De visie hanteert de in het Waterplan (1997) vastgestelde algemene doelstellingen voor de lange termijn, gebaseerd op de duurzaamheidgedachte:
Deze visie is samengesteld op basis van bijdragen van burgers, gemeenteraad, en betrokken waterbeheerders. Uit de visie vloeit de opgave voort voor de komende jaren. Als uitwerking van de visie zijn er opgaven geformuleerd en strategische keuzes gemaakt, die gelden als randvoorwaarden voor de ruimtelijke ontwikkelingen in Tilburg.
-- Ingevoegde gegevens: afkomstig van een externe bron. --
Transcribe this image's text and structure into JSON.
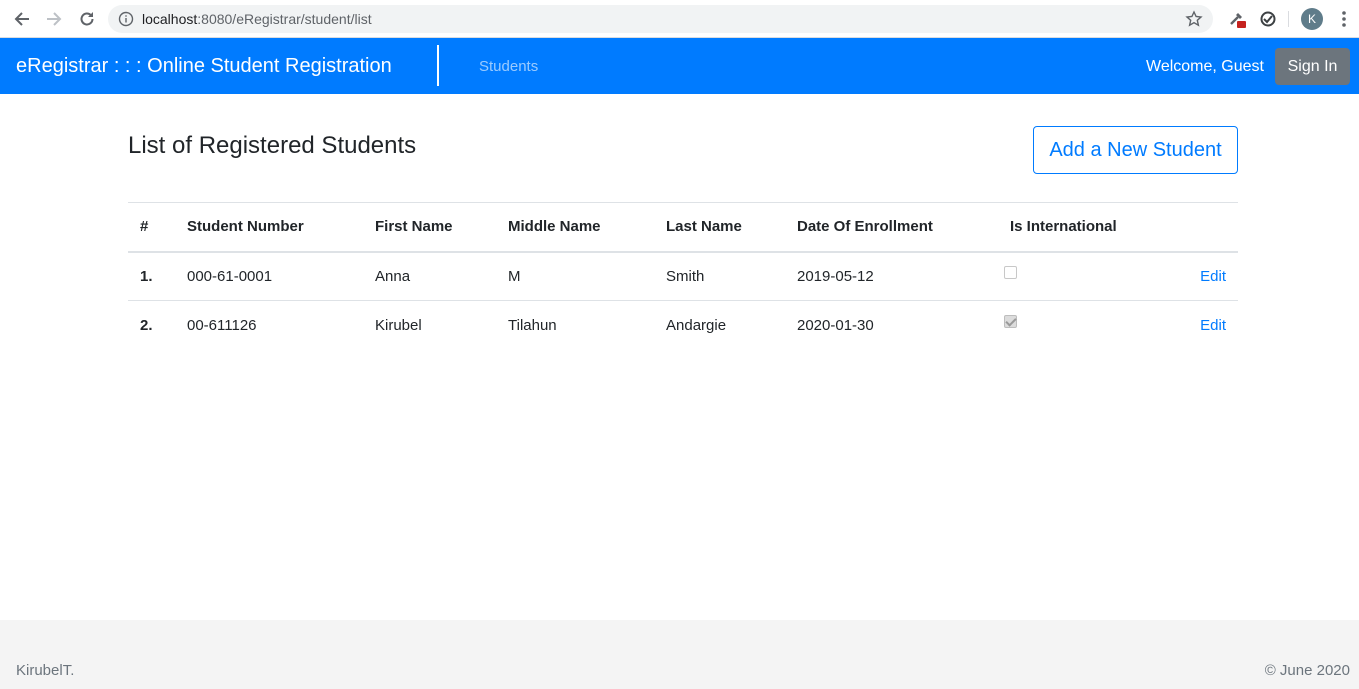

Deze randvoorwaarden geven onder andere invulling aan het water als ordenend principe.
Ten behoeve van het handhaven van de eco-hydrologische relaties met het nabijgelegen natuurgebied De Brand zijn uitgangspunten geformuleerd en vastgesteld in het rapport 'De Lekkende Stad', van februari 1997. Bij de 'Lekkende Stad' zijn de volgende specifieke uitgangspunten opgenomen:
Afwegingen
Voor alle bouwinitiatieven is het vastgestelde beleid het kader voor de afwegingen voor het watersysteem. In de Structuurvisie Water en Riolering zijn samen met de waterbeheerders deze afwegingen gedaan, en verwoord in referentiebeelden en beleidskeuzes. Het toepassen van de principes in het buitengebied, waaronder Groene Zoom is maatwerk en mede afhankelijk van de nabijheid tot de geplande verstedelijking. In principe wordt hemelwater in het buitengebied zoveel mogelijk vastgehouden waar het valt, maar in de nabijheid van een waterpark kan hiervan worden afgeweken.
Watertoets
De informatie verwerkt in deze waterparagraaf is door waterschap de Dommel getoetst op 24 augustus 2011. Aangezien het een beheerbestemmingsplan betreft heeft het waterschap geen voorlopig wateradvies afgegeven. Het advies van het waterschap in het kader van de watertoets, wordt direct verstrekt bij de terinzagelegging.